Your calculator will implement the following functionality:
• Addition
• Subtraction
• Multiplication
• Division
2 The format of the input
The calculator will use postfix notation for input, and will use a pushdown stack in the implementation. This stack is not the same as the builtin x86 stack, but a separate data structure that is used only for storing numbers during a calculation. We suggest you implement this stack as an array of some reasonable side, no less than 1024. An expression such as 2∗3+4∗5 will be entered as 2 3 * 4 5 * +. The result (which is 26 in this case), shall be pushed onto the stack.
3 What shall be done in C
• Implement the stack
• Implement the text-based user-interface, supporting the following possibilities:
– a signed integer to be pushed on the stack
∗ Positive numbers in base 10 are entered as usual: 1234, etc.
∗ Negative numbers in base 10 are entered with the sign denoted by the underscore character (so as not to be confused with the operation of subtraction: _1234, _1, etc.
– + for addition
– - for subtraction
– * for multiplication
– / for division
– p for printing the result
– c to clear the stack
– q to quit the program and return to the underlying shell
• The user-interface will then call routines written in assembly code to perform the various arithmetic functions.
4 What shall be done in assembly language
The four operations shall be implemented in x86/64-bit assembly language, using the linux calling conventions.

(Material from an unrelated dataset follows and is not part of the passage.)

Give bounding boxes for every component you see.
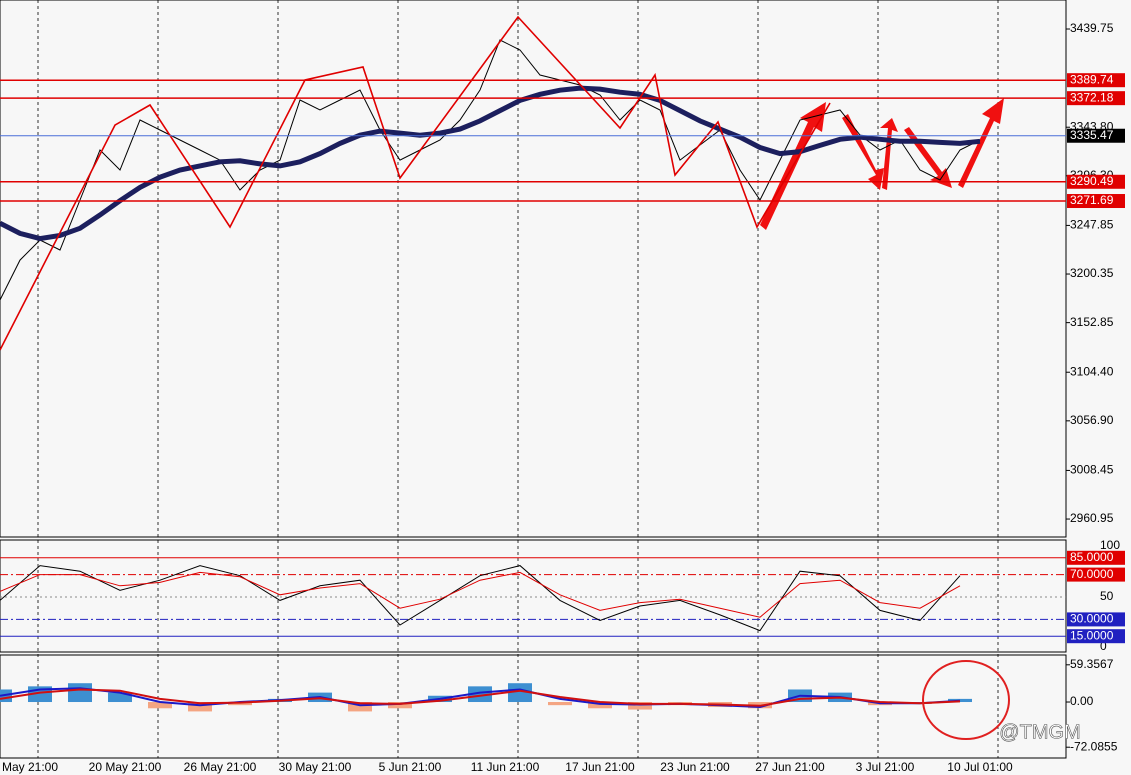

It will be easiest for you to implement these functions to operate directly on the pushdown stack.
Example: To compute 2∗3+4∗5, print the result, and quit, we input
2 3 * 4 5 * + p q:
• 2 will be pushed onto the stack
• 3 will be pushed onto the stack
• * will pop the top two elements on the stack, and push their product,
6, back onto the stack
• 4 will be pushed onto the stack
• 5 will be pushed onto the stack
• * will pop the top two elements on the stack, and push their product, 20, back onto the stack
• + will pop the top two elements on the stack, and push their sum, 26, onto the stack
• p will print the result in base 10 (decimal)

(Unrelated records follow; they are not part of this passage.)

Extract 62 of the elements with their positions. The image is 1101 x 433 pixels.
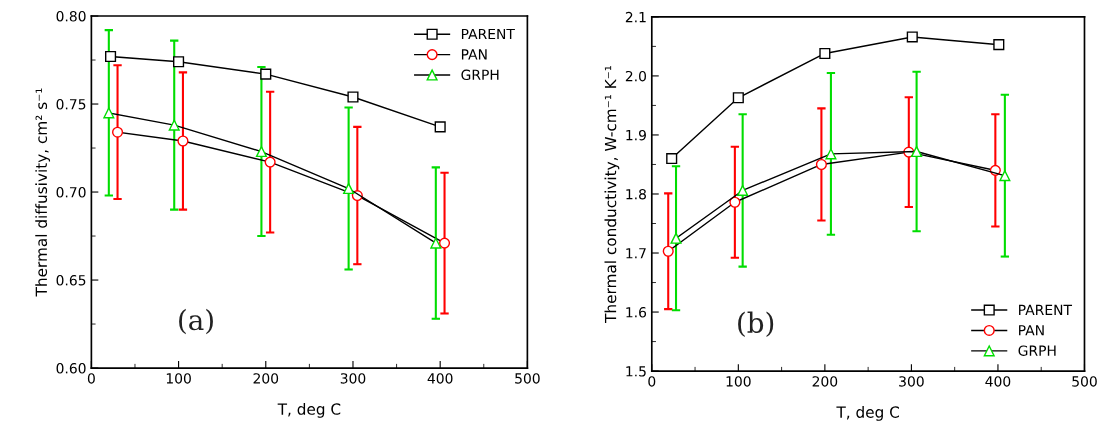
x-axis-title: T, deg C	[277, 403, 341, 418]
point	[815, 158, 827, 171]
point	[819, 47, 831, 60]
y-axis-title: Thermal conductivity, W-cm⁻¹ K⁻¹	[604, 65, 620, 323]
y-tick-label: 1.7	[626, 248, 646, 259]
x-tick-label: 100	[166, 373, 191, 384]
x-tick-label: 200	[812, 376, 838, 387]
point	[666, 153, 678, 165]
x-tick-label: 400	[427, 373, 453, 384]
point	[103, 107, 115, 119]
x-tick-label: 500	[515, 373, 540, 384]
x-tick-label: 0	[648, 376, 656, 387]
y-tick-label: 0.80	[56, 10, 86, 22]
point	[737, 184, 749, 196]
x-tick-label: 300	[899, 376, 924, 387]
point	[438, 237, 451, 249]
y-tick-label: 0.70	[56, 187, 86, 198]
x-tick-label: 0	[87, 373, 95, 384]
y-tick-label: 0.60	[56, 363, 86, 374]
y-tick-label: 2.0	[625, 70, 647, 82]
point	[111, 126, 124, 138]
y-tick-label: 1.8	[626, 188, 646, 200]
point	[911, 145, 923, 158]
y-tick-label: 1.6	[626, 307, 647, 318]
legend-label: PARENT	[461, 28, 515, 40]
point	[343, 182, 355, 195]
y-tick-label: 1.5	[626, 366, 646, 377]
y-axis-title: Thermal diffusivity, cm² s⁻¹	[35, 88, 51, 297]
point	[168, 119, 180, 131]
point	[173, 56, 185, 68]
annotation: (a)	[179, 308, 213, 335]
legend-label: PAN	[461, 49, 487, 60]
point	[434, 121, 446, 133]
legend-label: GRPH	[461, 69, 499, 81]
y-tick-label: 0.65	[56, 275, 86, 286]
legend-label: GRPH	[1018, 345, 1056, 356]
point	[993, 39, 1005, 51]
point	[732, 92, 744, 104]
x-tick-label: 500	[1072, 376, 1097, 387]
point	[177, 135, 189, 147]
legend-label: PAN	[1019, 325, 1044, 336]
x-tick-label: 300	[340, 373, 366, 384]
x-tick-label: 400	[985, 376, 1011, 387]
point	[729, 196, 741, 208]
annotation: (b)	[738, 311, 774, 338]
y-tick-label: 1.9	[626, 129, 646, 141]
y-tick-label: 2.1	[625, 11, 646, 23]
point	[347, 91, 359, 103]
point	[906, 31, 918, 43]
y-tick-label: 0.75	[56, 99, 86, 110]
point	[825, 148, 837, 160]
point	[264, 156, 276, 168]
x-axis-title: T, deg C	[836, 406, 899, 421]
legend-label: PARENT	[1019, 304, 1073, 315]
point	[430, 237, 442, 249]
x-tick-label: 100	[726, 376, 751, 387]
point	[999, 170, 1011, 182]
point	[255, 145, 267, 158]
point	[260, 68, 272, 80]
x-tick-label: 200	[253, 373, 279, 384]
point	[662, 245, 674, 257]
point	[105, 50, 117, 63]
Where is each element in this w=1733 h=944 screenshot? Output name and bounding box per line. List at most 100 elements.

• q will quit the program and return to the underlying shell
Your program should treat all whitespace (characters less than or equal to ASCII 32) as delimiters, and use them to separate tokens. Space is optional anywhere other than between two numbers. So 2 3 * 4 5 * + could also have been written as 2 3*4 5*+.
5 How we shall test the code
Your program reads input from stdin and writes output to stdout. We shall prepare files with expressions in postfix notation, and redirect them to your programs, expecting the correct arithmetic result in stdout. If the file foo.input contains the text 2 3 * 4 5 * + p q, the following is the kind of interaction we shall expect at the shell:
% calc < foo.input
26
Your program should come with a makefile that runs gcc and nasm and builds the executable from scratch, using make calc. You should also provide for make clean, which shall remove the object files and executable. Compilation should generate no warnings, no error messages, and execution should generate only the expected output, without any additional messages or warnings, and certainly no error messages.
Programs that do not compile and run cleanly shall be graded 0.